ウィーンは比較的に安全な街だとしばし書いてきました。
でも少し後悔をしています。なぜなら、「私にとっては安全な街」だからです。
私が「よその欧州の大都会(ロンドン・パリ・マドリード・ローマ・ミラノetc)に比べたら安全」と発言することによって、誤解が生まれたらまずいな、と思ったので書いています。
私は35年以上ここに住んでいますが、命の危険にさらされたことはありません。それは私はすでにここに土地勘があり、どの地区が危なげな場所で、どこならまあ、大丈夫、そして、何かがあったときに対処できる最低限の情報を持っていて・・・・はっきり言って私にとってここは、日本みたいなものだからです。
日本からの旅行者の方の多くは、
– カバンのチャックを開けっぱなし
– 人前で財布を開いて現金を見せる
– 貴重品を身体から離す
をしてしまうのですが、これをしなければもちろんそんなに危ないことは起きません。しなければ、です。置き引きなんて当たり前にあります。そこは日本と違う。
今回は、こういう事もあるんだよ、という例をシェアしたいと思います。
私の知人の話です。
かれこれ20年くらい前、彼女は急いでいたのでタクシーに乗ったそうです。
運転手を見ると、まあどこにでもいるような太ったオーストリア人男性。だらしのない、下着のような白いトップを着ていた中年だそうです。
で、車に乗ってしばらく経つと、誰もいない、まるで知らない場所を走っていたそうです。不安になり怯える友人。
すると運転手は急に車を止めて、下車し、車の前のボンネットを開けたそうです。そして、彼女に見せたのが
「拳銃」
彼女は、これは大変だと思い、とっさにフレンドリーに話しかけたそうです。
「わかるわ!あなたがこうして護衛用の武器を持っているのは、すっごく理解できるわ。物騒な世の中ですものね。私があなたでもそうすると思うわ。武器を持つのは当然よね!!!」
するとこの時、この運転手はたぶん考えたのしょう。
「やるか、やらないか」
多分、やらない(何をかをはご想像に任せます)ことにしたのでしょう。
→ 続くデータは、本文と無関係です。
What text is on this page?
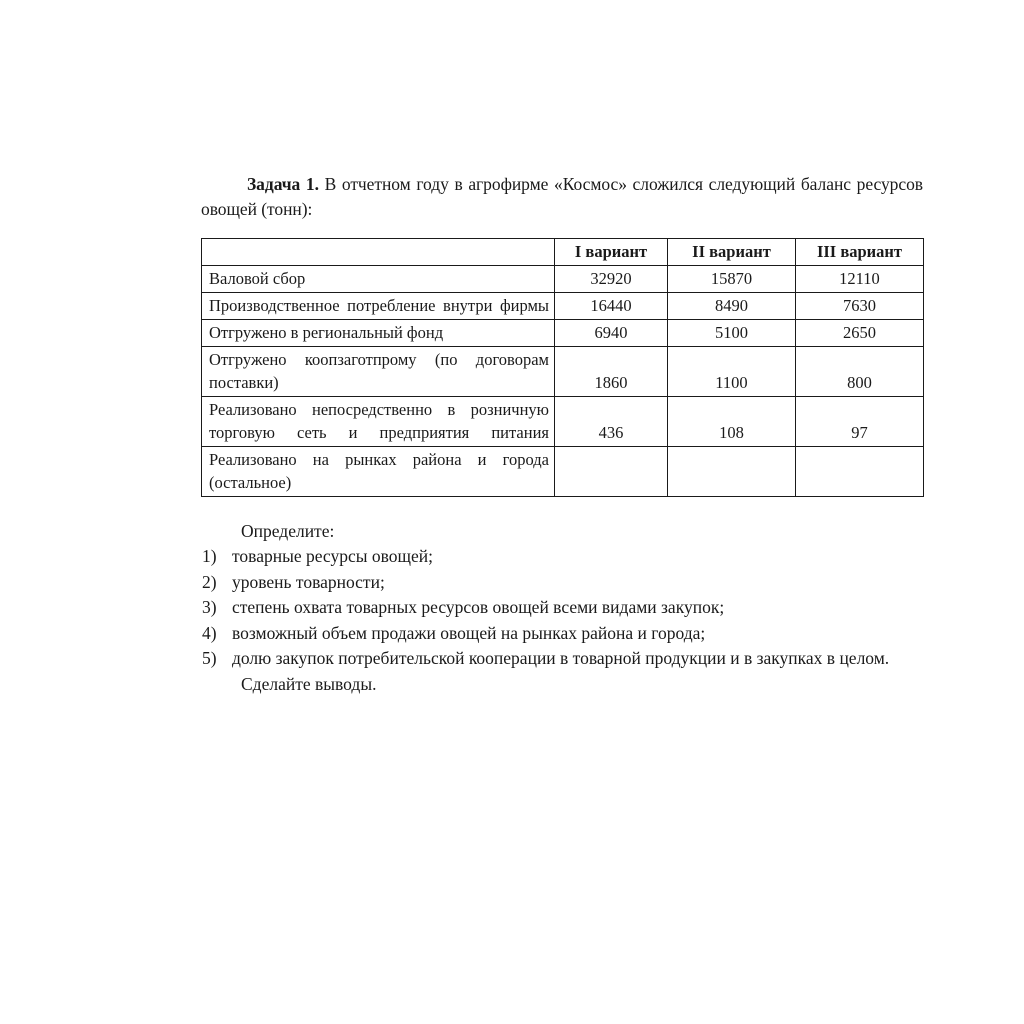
Задача 1. В отчетном году в агрофирме «Космос» сложился следующий баланс ресурсов овощей (тонн):

	I вариант	II вариант	III вариант
Валовой сбор	32920	15870	12110
Производственное потребление внутри фирмы	16440	8490	7630
Отгружено в региональный фонд	6940	5100	2650
Отгружено коопзаготпрому (по договорам поставки)	1860	1100	800
Реализовано непосредственно в розничную торговую сеть и предприятия питания	436	108	97
Реализовано на рынках района и города (остальное)			

Определите:

1) товарные ресурсы овощей;
2) уровень товарности;
3) степень охвата товарных ресурсов овощей всеми видами закупок;
4) возможный объем продажи овощей на рынках района и города;
5) долю закупок потребительской кооперации в товарной продукции и в закупках в целом.

Сделайте выводы.
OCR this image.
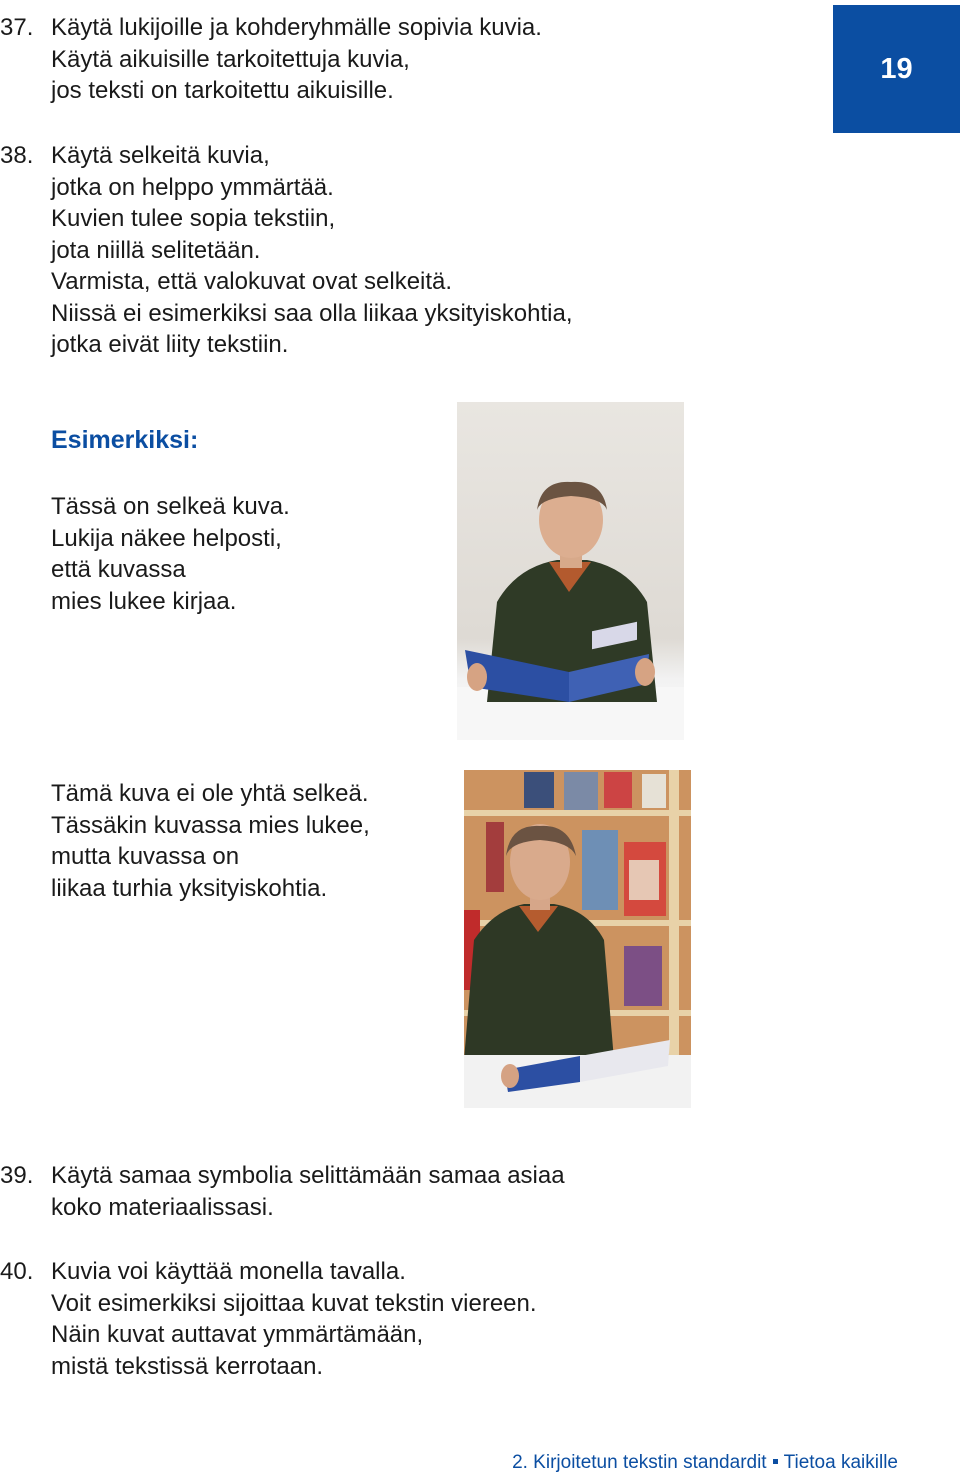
19
37. Käytä lukijoille ja kohderyhmälle sopivia kuvia.
Käytä aikuisille tarkoitettuja kuvia,
jos teksti on tarkoitettu aikuisille.
38. Käytä selkeitä kuvia,
jotka on helppo ymmärtää.
Kuvien tulee sopia tekstiin,
jota niillä selitetään.
Varmista, että valokuvat ovat selkeitä.
Niissä ei esimerkiksi saa olla liikaa yksityiskohtia,
jotka eivät liity tekstiin.
Esimerkiksi:
Tässä on selkeä kuva.
Lukija näkee helposti,
että kuvassa
mies lukee kirjaa.
Tämä kuva ei ole yhtä selkeä.
Tässäkin kuvassa mies lukee,
mutta kuvassa on
liikaa turhia yksityiskohtia.
39. Käytä samaa symbolia selittämään samaa asiaa
koko materiaalissasi.
40. Kuvia voi käyttää monella tavalla.
Voit esimerkiksi sijoittaa kuvat tekstin viereen.
Näin kuvat auttavat ymmärtämään,
mistä tekstissä kerrotaan.
2. Kirjoitetun tekstin standardit Tietoa kaikille
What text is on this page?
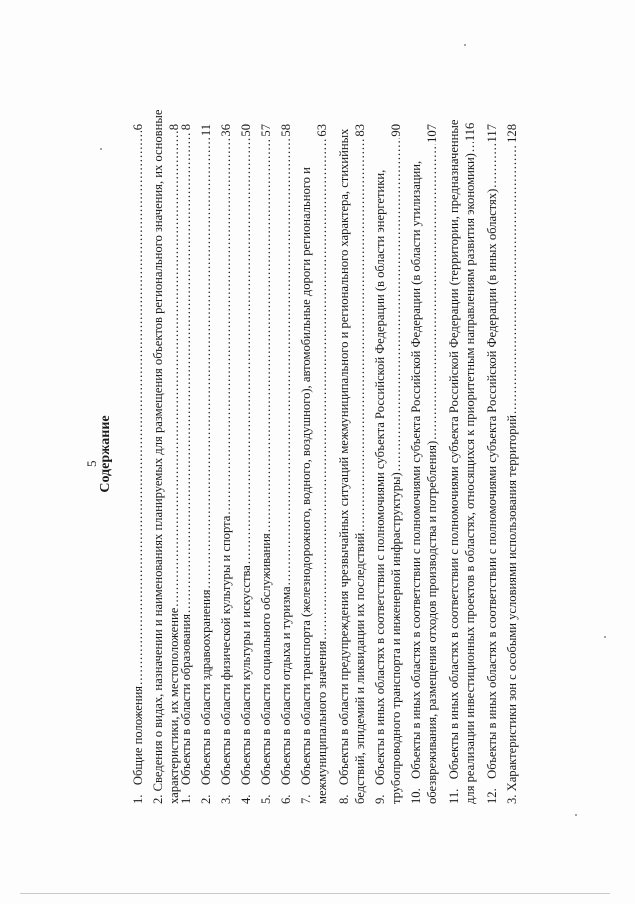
5 Содержание
1.   Общие положения
.....
6 2. Сведения о видах, назначении и наименованиях планируемых для размещения объектов регионального значения, их основные характеристики, их местоположение
.....
8
1.   Объекты в области образования
.....
8
2.   Объекты в области здравоохранения
.....
11
3.   Объекты в области физической культуры и спорта
.....
36
4.   Объекты в области культуры и искусства
.....
50
5.   Объекты в области социального обслуживания
.....
57
6.   Объекты в области отдыха и туризма
.....
58
7.   Объекты в области транспорта (железнодорожного, водного, воздушного), автомобильные дороги регионального и межмуниципального значения
.....
63 8.   Объекты в области предупреждения чрезвычайных ситуаций межмуниципального и регионального характера, стихийных бедствий, эпидемий и ликвидации их последствий
.....
83
9.   Объекты в иных областях в соответствии с полномочиями субъекта Российской Федерации (в области энергетики, трубопроводного транспорта и инженерной инфраструктуры)
.....
90
10.   Объекты в иных областях в соответствии с полномочиями субъекта Российской Федерации (в области утилизации, обезвреживания, размещения отходов производства и потребления)
.....
107 11.   Объекты в иных областях в соответствии с полномочиями субъекта Российской Федерации (территории, предназначенные для реализации инвестиционных проектов в областях, относящихся к приоритетным направлениям развития экономики)
.....
116
12.   Объекты в иных областях в соответствии с полномочиями субъекта Российской Федерации (в иных областях)
.....
117
3. Характеристики зон с особыми условиями использования территорий
.....
128
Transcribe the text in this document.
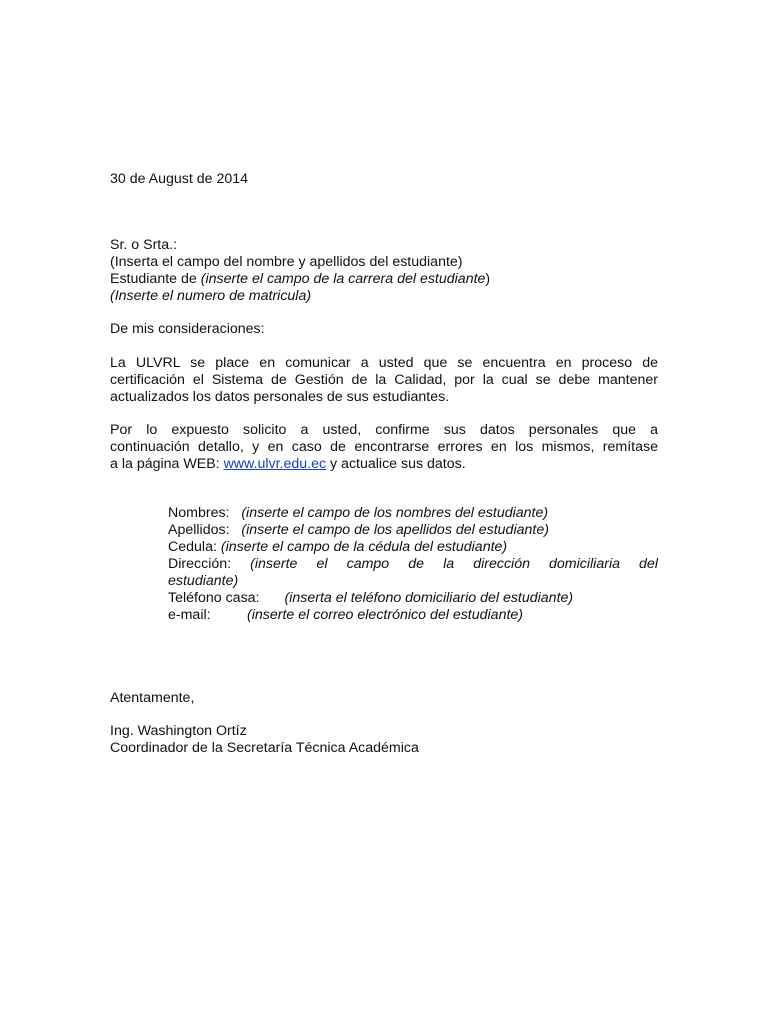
30 de August de 2014
Sr. o Srta.:
(Inserta el campo del nombre y apellidos del estudiante)
Estudiante de (inserte el campo de la carrera del estudiante)
(Inserte el numero de matricula)
De mis consideraciones:
La ULVRL se place en comunicar a usted que se encuentra en proceso de
certificación el Sistema de Gestión de la Calidad, por la cual se debe mantener
actualizados los datos personales de sus estudiantes.
Por lo expuesto solicito a usted, confirme sus datos personales que a
continuación detallo, y en caso de encontrarse errores en los mismos, remítase
a la página WEB: www.ulvr.edu.ec y actualice sus datos.
Nombres: (inserte el campo de los nombres del estudiante)
Apellidos: (inserte el campo de los apellidos del estudiante)
Cedula: (inserte el campo de la cédula del estudiante)
Dirección: (inserte el campo de la dirección domiciliaria del
estudiante)
Teléfono casa: (inserta el teléfono domiciliario del estudiante)
e-mail:	(inserte el correo electrónico del estudiante)
Atentamente,
Ing. Washington Ortíz
Coordinador de la Secretaría Técnica Académica
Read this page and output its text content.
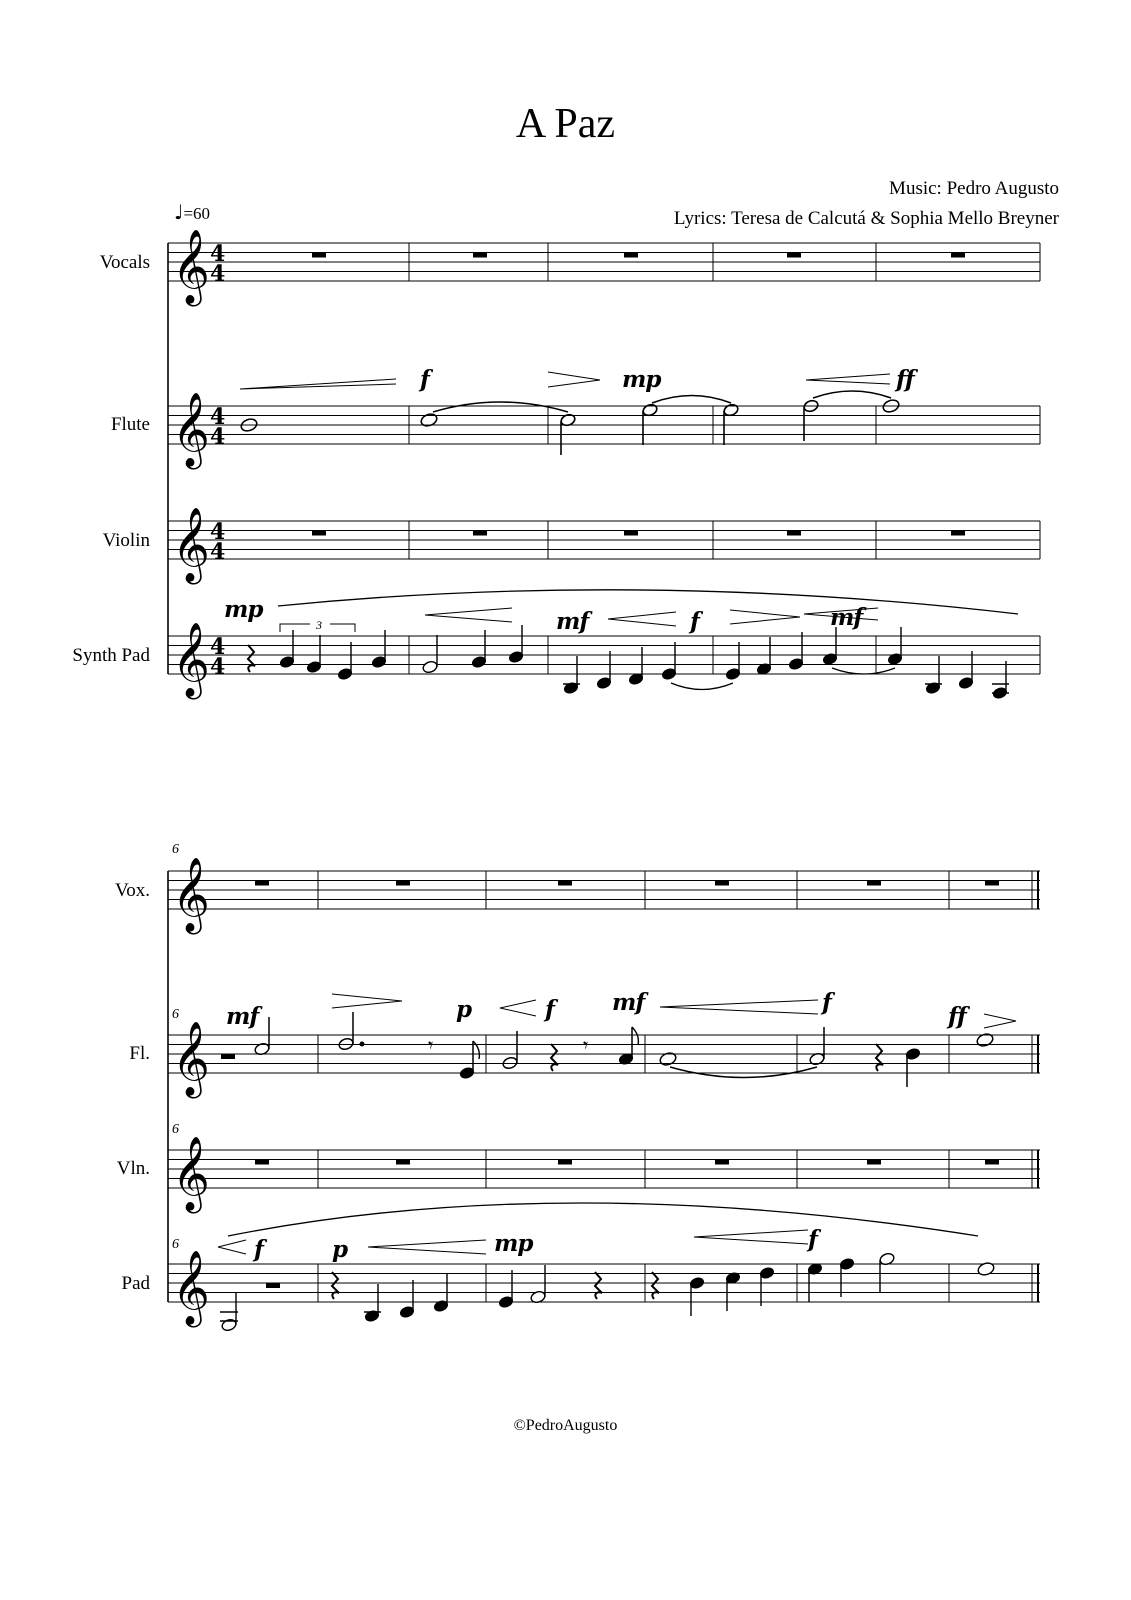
A Paz
Music: Pedro Augusto
Lyrics: Teresa de Calcutá & Sophia Mello Breyner
♩=60
Vocals
Flute
Violin
Synth Pad
Vox.
Fl.
Vln.
Pad
6
6
6
6
f	mp	ff
mp	mf	f	mf
mf	p	f	mf	f
ff
f	p	mp	f
𝄞 4
4
𝄞 4
4
𝄞 4
4
𝄞 4
4
3
𝄞
𝄞	𝄾	𝄾
𝄞
𝄞
©PedroAugusto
車にもどり、彼女を指定の場所まで届けたそうです。
数日後、ニュースで連続強姦強盗殺人でタクシー運転手が捕まったというニュースが報道されたそうですが、その人だったそうです。
もうね、聞いているこっちがドキドキしましたよ。
当時はもちろん携帯もなにもない。今より危険度は大きいですが、こんな平和な街ウィーンでもそのような事が起きていたという事です。
思うに、友人はラッキーだったのでしょう。
レボルバーを見て、ヒステリーを起こして泣き叫んでいたり、何か違う行動をとっていたら、やられていたかもしれません。
人生、何をしたらどうなるか、なんて後から言ってもしようがありませんが、そういう事です。
タクシーは個人タクシーで、彼女はナンバーを書き留める余裕がなかったことを後悔していたそうですが、携帯のない時代、写真を撮ることも出来なかったので無理もないでしょう。
お金がもったえないのと、タクシーやウーバーの運転手に家がわかるのが嫌なので、私はよほどでないと配車サービスを使わなくなりました。でもこれを聞いて、今後も空港タクシー以外は使わないぞ!と思いました。
大事件ではありませんが、最近は配車関係のトラブルを聞くので(運転手がしつこくナンパしてくる等)若いお嬢さんたちはやっぱり気をつけてください。
車関係以外でも、旅行にいらっしゃる方は、モノを身体から絶対に離さない、これだけは守っていただけると、と思います。油断大敵。